I predicted the death of email back in 2005, saying it would take 5-10 years and that something based on instant messaging style communication would replace it.

I was openly ridiculed at Supernova in 2005 for saying email sucks at what we want to use it for, generally — communicating with people that are known to us — and it is really good at what we hate about email — the ease of emailing to people who aren’t known to us.

Amy Wohl asked if I was unaware that email was the killer app of the internet, for example. Esther Dyson shook her head. Some unnamed fellow in the back was furious, furious that in a session called ‘The Future of Email’ I suggested that the future of email was its eventual demise.

But it is all becoming apparent that email will soon join fax and telegrams on the dust heap of obsolete media.

A large number of readers might hasten to make some gradualist arguments — its going to be around in some form forever, it has its uses, etc. — but trust me, it’s almost dead, and you merely have to look at the kids to see that it’s near.

Teens Hate Email

The Comscore 2010 US Digital Year In Review demonstrates one fact very clearly: email is doomed.
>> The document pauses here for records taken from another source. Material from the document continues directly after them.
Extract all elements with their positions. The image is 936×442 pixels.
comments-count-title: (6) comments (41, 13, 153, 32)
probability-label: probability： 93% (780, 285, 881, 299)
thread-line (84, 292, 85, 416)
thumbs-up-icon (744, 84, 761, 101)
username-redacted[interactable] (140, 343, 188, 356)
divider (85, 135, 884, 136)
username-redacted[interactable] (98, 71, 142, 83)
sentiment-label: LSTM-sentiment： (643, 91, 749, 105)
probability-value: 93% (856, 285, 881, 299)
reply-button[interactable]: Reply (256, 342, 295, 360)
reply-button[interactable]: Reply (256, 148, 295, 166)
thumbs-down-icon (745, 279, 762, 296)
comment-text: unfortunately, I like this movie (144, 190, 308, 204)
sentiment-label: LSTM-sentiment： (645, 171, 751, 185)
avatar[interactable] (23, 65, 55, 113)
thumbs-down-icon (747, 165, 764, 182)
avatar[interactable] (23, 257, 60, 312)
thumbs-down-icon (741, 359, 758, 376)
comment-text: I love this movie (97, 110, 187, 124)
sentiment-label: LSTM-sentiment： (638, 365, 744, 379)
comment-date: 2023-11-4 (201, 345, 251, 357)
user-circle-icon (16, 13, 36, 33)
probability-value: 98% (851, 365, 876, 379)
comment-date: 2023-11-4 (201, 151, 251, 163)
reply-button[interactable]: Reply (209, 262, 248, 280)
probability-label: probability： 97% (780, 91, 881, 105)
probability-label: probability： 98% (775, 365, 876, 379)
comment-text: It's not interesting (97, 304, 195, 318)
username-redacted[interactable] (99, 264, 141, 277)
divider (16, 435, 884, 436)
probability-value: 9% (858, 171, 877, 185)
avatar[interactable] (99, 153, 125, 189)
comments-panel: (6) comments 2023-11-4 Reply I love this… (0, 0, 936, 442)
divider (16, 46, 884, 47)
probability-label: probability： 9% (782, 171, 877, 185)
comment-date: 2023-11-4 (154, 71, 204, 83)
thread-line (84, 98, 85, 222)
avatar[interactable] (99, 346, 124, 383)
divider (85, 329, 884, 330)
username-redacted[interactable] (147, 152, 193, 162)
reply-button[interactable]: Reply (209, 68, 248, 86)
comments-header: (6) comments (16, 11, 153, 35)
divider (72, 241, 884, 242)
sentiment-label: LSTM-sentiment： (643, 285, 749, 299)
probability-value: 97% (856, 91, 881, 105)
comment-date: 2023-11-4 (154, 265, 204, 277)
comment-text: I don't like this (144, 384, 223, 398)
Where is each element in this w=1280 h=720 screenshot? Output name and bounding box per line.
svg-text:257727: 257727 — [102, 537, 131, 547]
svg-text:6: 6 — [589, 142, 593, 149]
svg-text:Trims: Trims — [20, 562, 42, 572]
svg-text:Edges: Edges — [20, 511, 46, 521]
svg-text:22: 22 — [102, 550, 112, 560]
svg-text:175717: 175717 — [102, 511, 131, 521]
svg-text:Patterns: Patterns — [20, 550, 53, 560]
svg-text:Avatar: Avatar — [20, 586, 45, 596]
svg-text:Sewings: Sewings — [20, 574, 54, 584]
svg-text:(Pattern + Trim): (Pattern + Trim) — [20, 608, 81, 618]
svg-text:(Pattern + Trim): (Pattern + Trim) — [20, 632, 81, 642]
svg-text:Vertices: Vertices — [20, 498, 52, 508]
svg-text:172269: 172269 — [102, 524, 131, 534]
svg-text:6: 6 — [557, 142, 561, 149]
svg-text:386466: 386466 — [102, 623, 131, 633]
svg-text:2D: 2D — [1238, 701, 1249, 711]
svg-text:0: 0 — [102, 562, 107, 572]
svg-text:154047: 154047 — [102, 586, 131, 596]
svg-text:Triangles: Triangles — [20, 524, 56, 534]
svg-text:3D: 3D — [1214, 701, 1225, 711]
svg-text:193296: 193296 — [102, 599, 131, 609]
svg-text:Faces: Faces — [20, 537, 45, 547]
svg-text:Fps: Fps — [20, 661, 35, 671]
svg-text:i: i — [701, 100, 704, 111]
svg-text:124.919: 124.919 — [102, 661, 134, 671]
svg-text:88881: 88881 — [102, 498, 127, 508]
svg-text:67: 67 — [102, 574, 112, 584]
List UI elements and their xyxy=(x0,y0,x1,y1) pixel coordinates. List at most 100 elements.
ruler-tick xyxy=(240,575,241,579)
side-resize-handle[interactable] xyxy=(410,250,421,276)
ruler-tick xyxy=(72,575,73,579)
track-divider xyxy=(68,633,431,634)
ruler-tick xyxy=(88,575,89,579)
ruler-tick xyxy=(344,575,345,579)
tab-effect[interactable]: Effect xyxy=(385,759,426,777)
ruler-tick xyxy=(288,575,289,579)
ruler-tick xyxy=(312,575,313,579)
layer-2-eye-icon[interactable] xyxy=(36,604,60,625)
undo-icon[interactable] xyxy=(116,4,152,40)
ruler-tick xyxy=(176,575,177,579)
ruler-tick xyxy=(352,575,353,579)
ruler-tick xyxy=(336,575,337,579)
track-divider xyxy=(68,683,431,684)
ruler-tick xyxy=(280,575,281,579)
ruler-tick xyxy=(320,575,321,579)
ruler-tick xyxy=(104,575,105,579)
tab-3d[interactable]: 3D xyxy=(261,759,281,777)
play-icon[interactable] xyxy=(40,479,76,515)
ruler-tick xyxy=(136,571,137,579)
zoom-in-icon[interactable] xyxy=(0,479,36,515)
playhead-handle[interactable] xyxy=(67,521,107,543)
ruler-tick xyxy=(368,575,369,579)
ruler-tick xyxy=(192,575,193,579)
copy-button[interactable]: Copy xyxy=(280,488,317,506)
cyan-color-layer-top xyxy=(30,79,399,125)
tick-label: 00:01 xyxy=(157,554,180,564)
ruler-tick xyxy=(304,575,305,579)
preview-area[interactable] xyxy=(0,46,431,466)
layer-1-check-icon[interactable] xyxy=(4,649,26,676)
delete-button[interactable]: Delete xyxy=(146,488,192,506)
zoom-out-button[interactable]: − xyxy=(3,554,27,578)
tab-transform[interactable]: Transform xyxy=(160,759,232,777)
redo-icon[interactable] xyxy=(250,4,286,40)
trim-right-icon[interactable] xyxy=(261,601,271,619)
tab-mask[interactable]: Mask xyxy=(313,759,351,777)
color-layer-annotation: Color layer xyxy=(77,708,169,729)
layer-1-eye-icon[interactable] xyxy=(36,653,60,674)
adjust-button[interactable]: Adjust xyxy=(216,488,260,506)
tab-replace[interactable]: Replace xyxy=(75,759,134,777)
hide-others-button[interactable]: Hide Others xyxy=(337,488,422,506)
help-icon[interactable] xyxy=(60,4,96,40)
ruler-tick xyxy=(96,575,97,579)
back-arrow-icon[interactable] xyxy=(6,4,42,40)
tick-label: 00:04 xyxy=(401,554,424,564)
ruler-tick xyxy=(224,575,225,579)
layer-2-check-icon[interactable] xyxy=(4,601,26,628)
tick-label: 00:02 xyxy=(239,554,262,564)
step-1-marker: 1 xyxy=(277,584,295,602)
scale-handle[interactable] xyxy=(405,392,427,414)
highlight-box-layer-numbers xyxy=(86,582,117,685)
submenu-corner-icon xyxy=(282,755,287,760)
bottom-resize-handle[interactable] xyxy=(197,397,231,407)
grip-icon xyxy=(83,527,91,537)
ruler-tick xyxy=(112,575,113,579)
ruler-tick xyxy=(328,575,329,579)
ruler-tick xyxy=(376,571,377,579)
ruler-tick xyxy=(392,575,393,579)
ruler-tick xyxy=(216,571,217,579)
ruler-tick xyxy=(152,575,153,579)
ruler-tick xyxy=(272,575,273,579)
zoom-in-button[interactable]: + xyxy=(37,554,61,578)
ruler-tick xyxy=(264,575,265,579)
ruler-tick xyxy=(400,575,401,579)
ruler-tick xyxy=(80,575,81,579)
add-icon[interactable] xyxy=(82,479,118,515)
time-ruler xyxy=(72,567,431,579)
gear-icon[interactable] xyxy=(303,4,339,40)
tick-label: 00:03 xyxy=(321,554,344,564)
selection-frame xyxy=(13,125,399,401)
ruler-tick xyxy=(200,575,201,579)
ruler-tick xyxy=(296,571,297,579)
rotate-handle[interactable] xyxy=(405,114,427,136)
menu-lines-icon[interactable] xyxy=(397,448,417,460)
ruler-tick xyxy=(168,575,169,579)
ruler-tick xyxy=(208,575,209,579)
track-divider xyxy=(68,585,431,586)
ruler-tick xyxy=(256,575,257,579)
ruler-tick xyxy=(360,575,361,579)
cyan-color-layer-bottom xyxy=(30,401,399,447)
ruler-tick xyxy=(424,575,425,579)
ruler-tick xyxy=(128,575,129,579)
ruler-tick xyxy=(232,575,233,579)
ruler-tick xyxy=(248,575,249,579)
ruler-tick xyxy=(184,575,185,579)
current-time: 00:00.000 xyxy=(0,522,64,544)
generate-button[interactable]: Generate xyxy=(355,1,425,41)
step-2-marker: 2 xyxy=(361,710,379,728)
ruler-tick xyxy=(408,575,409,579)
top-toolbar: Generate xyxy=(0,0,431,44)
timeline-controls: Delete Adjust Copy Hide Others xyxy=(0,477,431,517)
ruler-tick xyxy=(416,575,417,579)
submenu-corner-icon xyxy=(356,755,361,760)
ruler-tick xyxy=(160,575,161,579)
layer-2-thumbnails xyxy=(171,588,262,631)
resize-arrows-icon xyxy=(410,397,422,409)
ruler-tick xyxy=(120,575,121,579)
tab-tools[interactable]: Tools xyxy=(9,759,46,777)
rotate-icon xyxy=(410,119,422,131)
Taking as a given that what the kids and young adults are rejecting today will die off quickly, it’s fairly clear that email is on a steep trajectory and will crash in the next decade.

I recall being almost ripped to shreds back at a 2005 Supernova event, when I predicted that email would rapidly die off as soon as texting-like social network-based communications were adopted by young people. A lot of the graybeards there (now in the older two segments of the graph) suggested that I was a lunatic, and should never be asked back. Now, just over 5 years later, the handwriting is on the wall.

Many of the 18-24 year olds are in high school and college, where email is a necessity, so that data point is an anomaly. Otherwise the graph would be linear, showing a clear age-based demographic line.

And for all of those that said spam was email’s biggest challenge, I’ll just say look at the graph. What will it look like in 5 years? 10?

I still maintain that there is a fusion product waiting to be built — one with aspects of email and social network-based messaging. However, Buzz wasn’t it. I will keep hoping for liquid email, though.